On February 9, the CDE website indicated that Trinmab’s Retavibart (TNM001) has been submitted for marketing approval for the prevention of lower respiratory tract infections (LRTI) caused by respiratory syncytial virus (RSV) in infants up to one year of age, including those at high risk for severe RSV infection.
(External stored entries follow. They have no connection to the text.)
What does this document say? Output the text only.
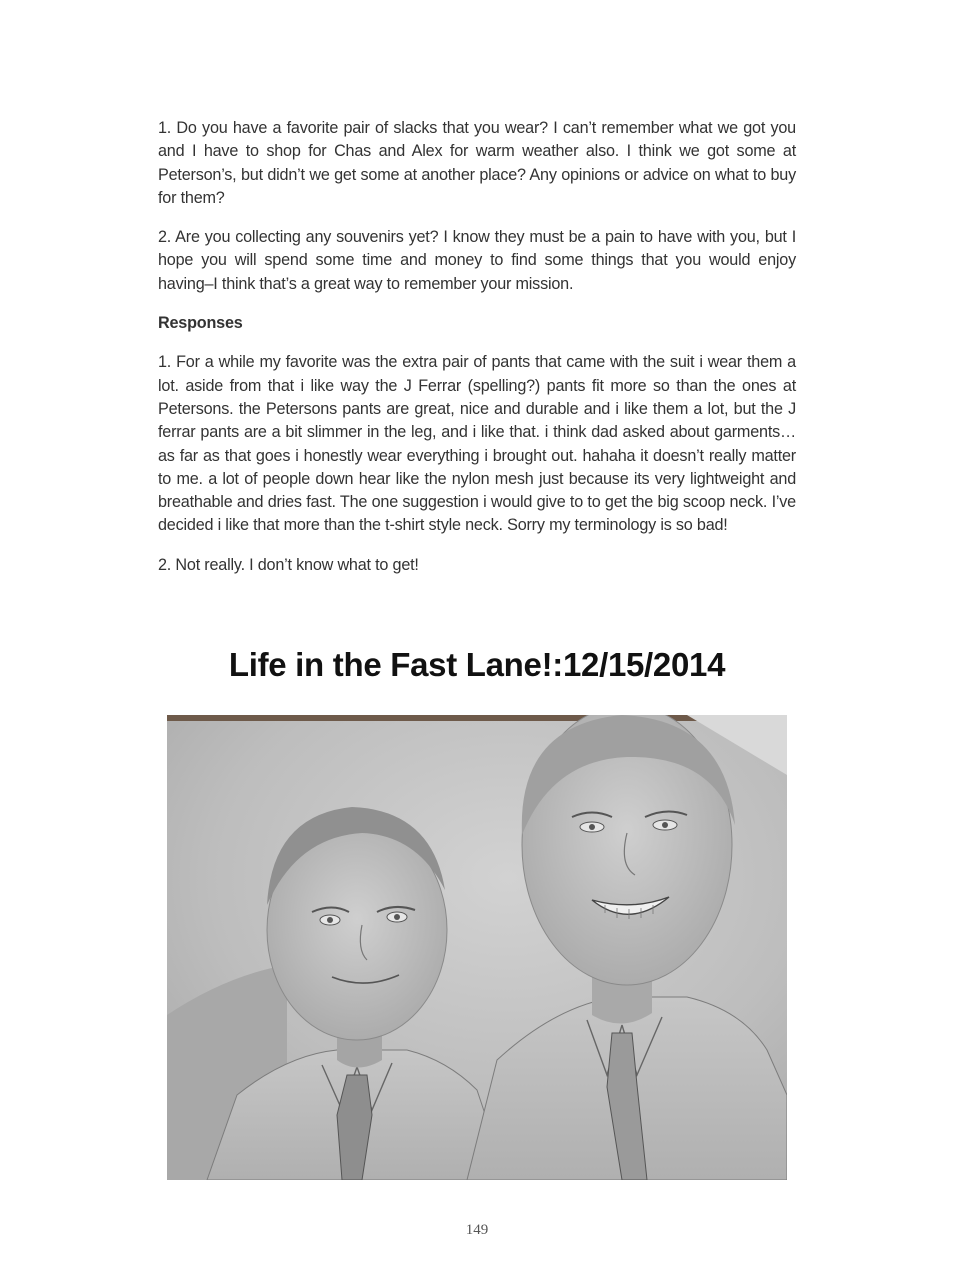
1. Do you have a favorite pair of slacks that you wear? I can’t remember what we got you and I have to shop for Chas and Alex for warm weather also. I think we got some at Peterson’s, but didn’t we get some at another place? Any opinions or advice on what to buy for them?

2. Are you collecting any souvenirs yet? I know they must be a pain to have with you, but I hope you will spend some time and money to find some things that you would enjoy having–I think that’s a great way to remember your mission.

Responses

1. For a while my favorite was the extra pair of pants that came with the suit i wear them a lot. aside from that i like way the J Ferrar (spelling?) pants fit more so than the ones at Petersons. the Petersons pants are great, nice and durable and i like them a lot, but the J ferrar pants are a bit slimmer in the leg, and i like that. i think dad asked about garments… as far as that goes i honestly wear everything i brought out. hahaha it doesn’t really matter to me. a lot of people down hear like the nylon mesh just because its very lightweight and breathable and dries fast. The one suggestion i would give to to get the big scoop neck. I’ve decided i like that more than the t-shirt style neck. Sorry my terminology is so bad!

2. Not really. I don’t know what to get!

Life in the Fast Lane!:12/15/2014
149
This is the second domestic RSV antibody to be considered for priority review, following Ruiyang Pharmaceutical’s Clesrovimab, which was granted priority review just last month.

Retavibart is a fully human monoclonal antibody that targets a highly conserved epitope on the pre-fusion (Pre-F) conformation of the RSV F protein, a differentiating feature compared to other known RSV antibodies.

In November 2025, Trinmab presented data from the Phase IIb TNM001-301 study evaluating Retavibart for the prevention of RSV-LRTI in infants at the IDWeek conference. Results showed a 66.2% reduction in the incidence of medically attended RSV-LRTI within 150 days after a single intramuscular injection, along with a significant 82.3% reduction in hospitalization rates. The TNM001-301 study includes Phase IIb and Phase III stages, with the Phase III portion having enrolled 1,500 subjects. Additionally, Trinmab is conducting another Phase III study to evaluate the efficacy and safety of Retavibart in high-risk infant populations.

RSV is one of the most common pathogens causing respiratory tract infections in children under five years old worldwide, posing a serious threat to children’s health. It is estimated that in 2019, RSV-associated acute LRTI (ALRTI) globally resulted in approximately 33 million episodes, 3.6 million hospitalizations, and 26,300 in-hospital deaths among children under five, with an estimated total of 101,400 attributable deaths from RSV.